Paris may be one of the most attractive cities in France to live in, but the French capital along with its surrounding region of Ile-de-France is also one of the most unequal.
Indeed, while the region of 12 million people may boast 31 percent of France's total GDP, a full 15 percent its residents survive on less that €990 ($1,130) a month – and half of these people have less than €750.
The figures come courtesy of French charity the Secours Catholique, which released a study on Monday taking a closer look at the levels of poverty and inequality across the Ile-de-France's eight départements and over 1,200 municipalities.
And the results were grim, particularly in the poorest part of the Greater Paris region, Seine-Saint-Denis to the north of the city centre, where poverty levels continue to worsen.

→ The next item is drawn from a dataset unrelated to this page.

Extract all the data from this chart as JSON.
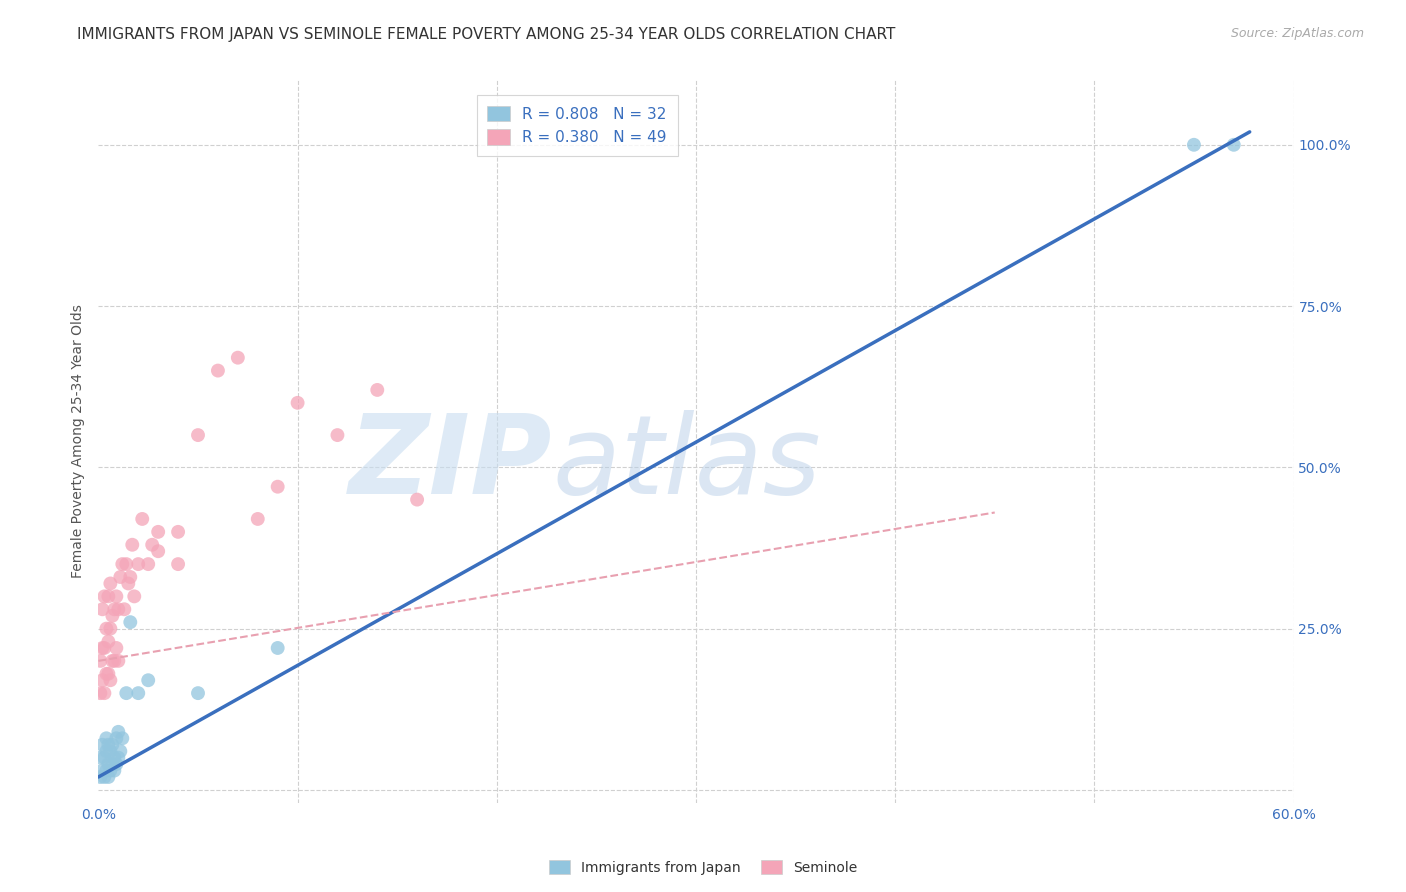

“We have to put out an alarm call,” the charity's president Hervé Du Souich told Le Parisien newspaper. “How long can we let it go on like this?”
The charity noted that in Seine-Saint-Denis in 2002, the average income was 72 percent of the median income in the Paris region.
Ten years later, in 2012, the average income had dropped to 68 percent of the median in the region.
The study also noted that between 2004 and 2012, the proportion of poor households in the area had grown twice as fast as the rate across metropolitan France.
To put it in perspective, Seine-Saint-Denis is home to 22 of the 50 poorest municipalities in the Paris region with over 11,000 residents. But in total, the département only has 36 of the 273 municipalities with over 11,000 people.
“If we don't act, these areas with high poverty – which are also hit by high unemployment – are going to continue to get worse in the coming years,” Du Souich said.
“We need a stronger showing of solidarity from all the municipalities and a geographical plan to rebalance the social fabric.”
To make matters worse, Seine-Saint-Denis is seeing more than its fair share of emergency housing shelters compared to other parts of the Paris region, meaning that while a short term problem may be fixed, the shelters are only adding more poverty to the département in the long term.
The study also noted that those living in the the richest département of Ile-de-France, Hauts-de-Seine, which covers the western inner suburbs of the city, live an average of two years longer than those in the poorest area, Seine-Saint-Denis.
It also found that those living in the top ten percent in terms of household worth were, on average, five times better off than those in the bottom ten percent.
The study called for a “rebalancing of territories” with a goal of promoting social diversity.
“We can't go on forming these islands of poverty, leaving some on the fringes of society looking in.”